Beschluss des Vorstands der Europäischen Linken bei seiner Sitzung am 18. und 19. Februar 2017

Die Europäische Linke unterstützt die Verhandlungen der Vereinten Nationen über ein Verbot von Atomwaffen, die am 27. März 2017 beginnen sollen.

Am 23. Dezember 2016 hatte die Generalversammlung der Vereinten Nationen den historischen Beschluss gefasst, im Jahr 2017 Verhandlungen über einen Vertrag über das Verbot von Atomwaffen aufzunehmen. Diese Abstimmung folgte einem Beschluss des ersten Ausschusses der Generalversammlung, der sich mit Abrüstungsfragen und internationales Sicherheit befasst, die Arbeit an dem neuen Vertrag trotz massiver Opposition einiger Atomwaffenstaaten zu beginnen.

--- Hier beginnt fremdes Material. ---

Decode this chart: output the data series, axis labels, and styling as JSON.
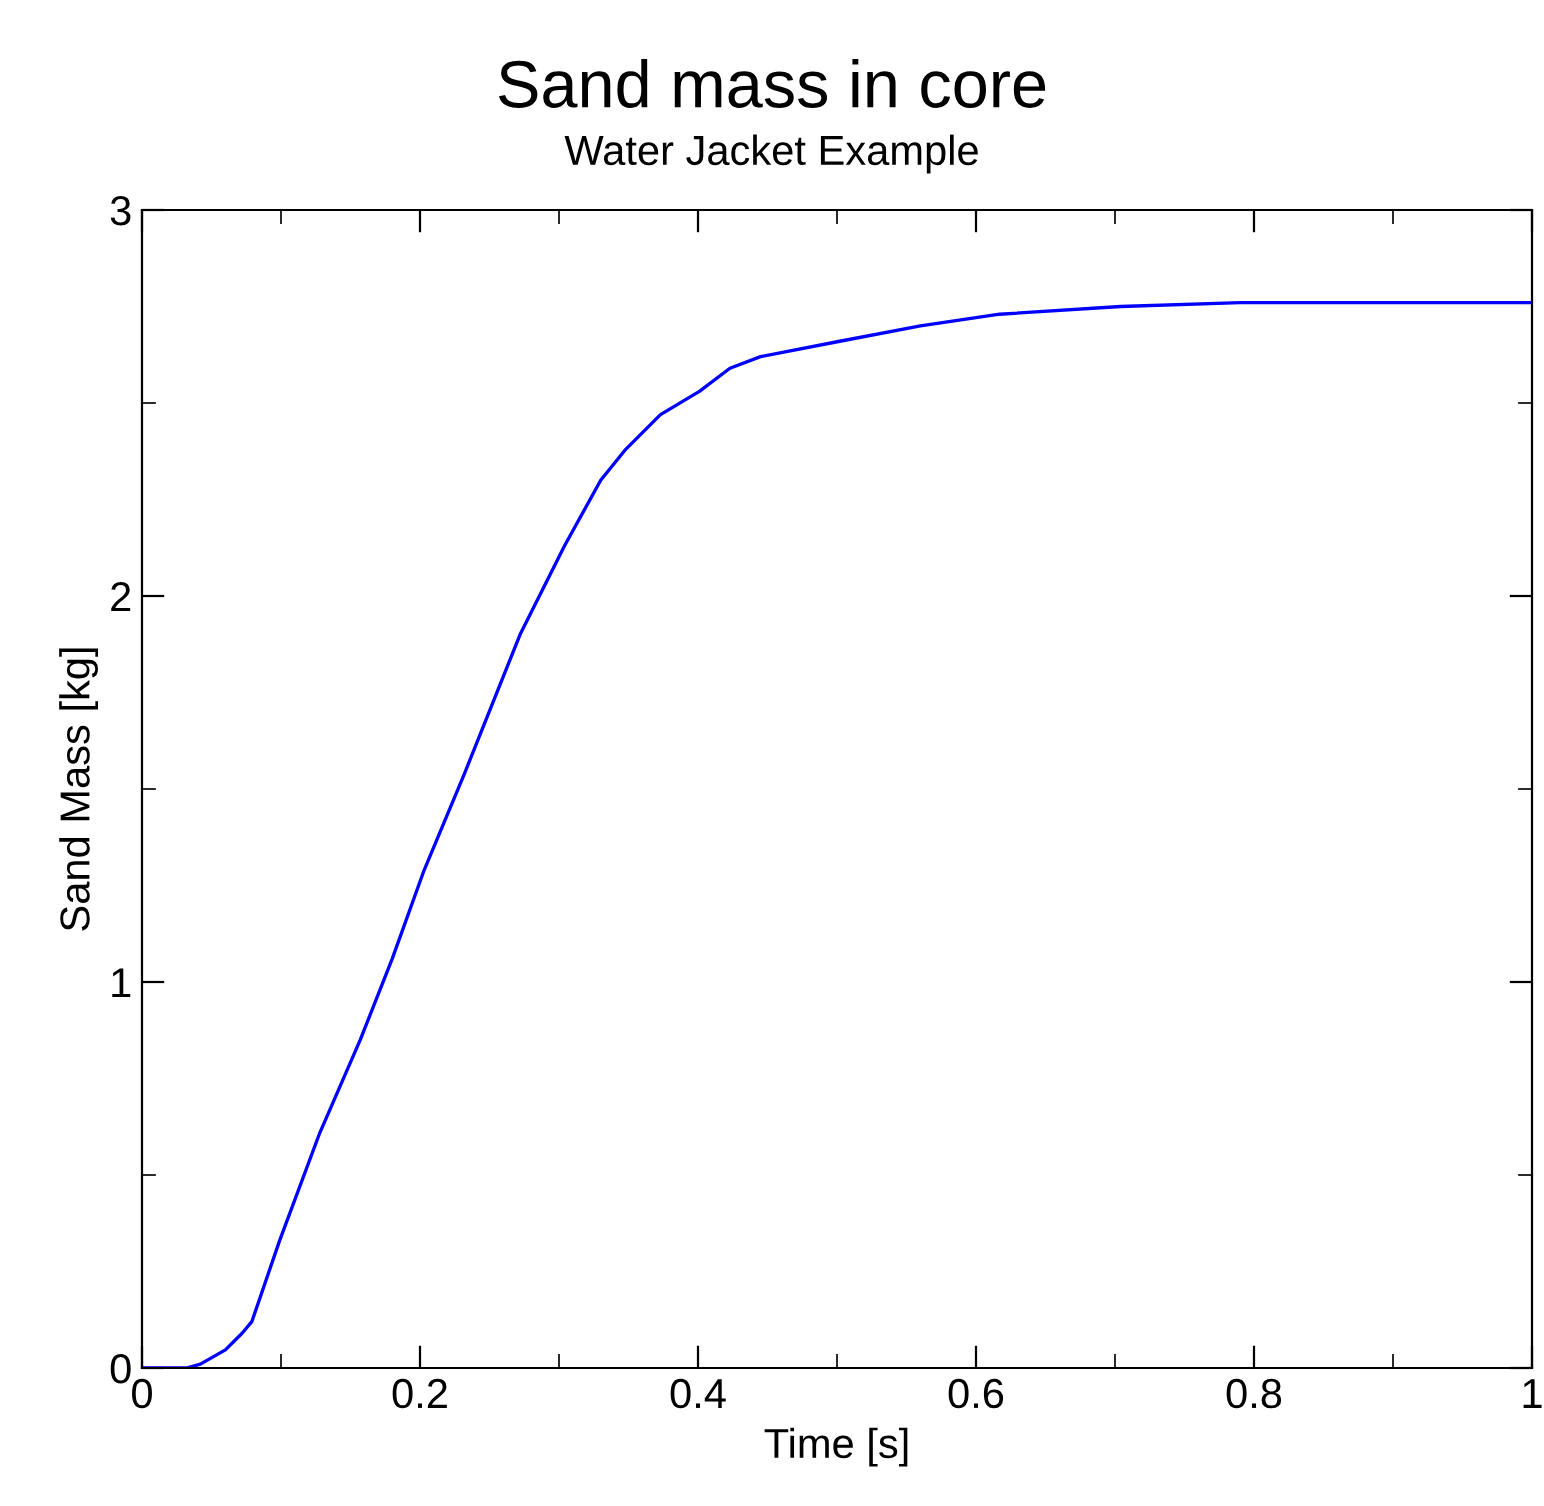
{
  "chart_data": {
    "type": "line",
    "title": "Sand mass in core",
    "subtitle": "Water Jacket Example",
    "xlabel": "Time [s]",
    "ylabel": "Sand Mass [kg]",
    "xlim": [
      0,
      1
    ],
    "ylim": [
      0,
      3
    ],
    "xticks": [
      0,
      0.2,
      0.4,
      0.6,
      0.8,
      1
    ],
    "yticks": [
      0,
      1,
      2,
      3
    ],
    "grid": false,
    "legend": false,
    "marker": "none",
    "line_style": "solid",
    "series": [
      {
        "color": "#0000ff",
        "x": [
          0,
          0.032,
          0.042,
          0.06,
          0.072,
          0.079,
          0.099,
          0.128,
          0.157,
          0.18,
          0.203,
          0.232,
          0.272,
          0.304,
          0.33,
          0.348,
          0.373,
          0.401,
          0.423,
          0.445,
          0.502,
          0.56,
          0.617,
          0.704,
          0.79,
          1
        ],
        "values": [
          0,
          0,
          0.01,
          0.047,
          0.09,
          0.12,
          0.33,
          0.61,
          0.85,
          1.06,
          1.29,
          1.54,
          1.9,
          2.13,
          2.3,
          2.38,
          2.47,
          2.53,
          2.59,
          2.62,
          2.66,
          2.7,
          2.73,
          2.75,
          2.76,
          2.76
        ]
      }
    ]
  }
}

Es war ein großer Erfolg für die Friedens- und Abrüstungsbewegung und für linke Parteien, dass eine große Mehrheit die Resolution verabschiedete, wobei 113 VN-Mitglieder dafür stimmten, 35 stimmten dagegen und 13 enthielten sich der Stimme. Diese Entscheidung wurde dadurch motiviert, dass Waffen, die unterschiedslos treffen und die katastrophale humanitäre Schäden verursachen, nach internationalem Recht verboten sind. Dieser neue Vertrag soll Atomwaffen auf dieselbe rechtliche Grundlage stellen wie andere Massenvernichtungswaffen.

Die Bedeutung dieser Entscheidung wurde in einem geleakten Dokument deutlich, das im Oktober vor der Entscheidung des ersten Ausschusses allen NATO-Mitgliedern zuging. Die Vereinigten Staaten - die rund 7000 Atomwaffen besitzen - forderten darin ihre Verbündeten auf, sich der Resolution zu widersetzen und die Verhandlungen zu boykottieren, da sie befürchteten, dass der Vertrag die Wahrnehmung, dass Atomwaffen für bestimmte Nationen legitim seien, stören würde und es die Nukleare Kriegsplanung der NATO erschweren würde.

Aktuell, nach der Inauguration von Donald Trump als US-Präsident, wird das Problem der Atomwaffen noch dringender. Immer mehr europäische Politiker fordern eine stärkere europäische atomare Bewaffnung. Wir als Europäische Linkspartei lehnen diese Entwicklung entschieden ab.

Mehr Atomwaffen bieten nicht mehr Sicherheit. Ein neuer atomarer Rüstungswettlauf birgt massive Gefahren.

Deshalb fordern wir alle europäischen Regierungen auf, sich ab März an den Verhandlungen zu beteiligen, und daran zu arbeiten, einen starken und effektiven Vertrag zum Verbot atomarer Waffen zu bekommen.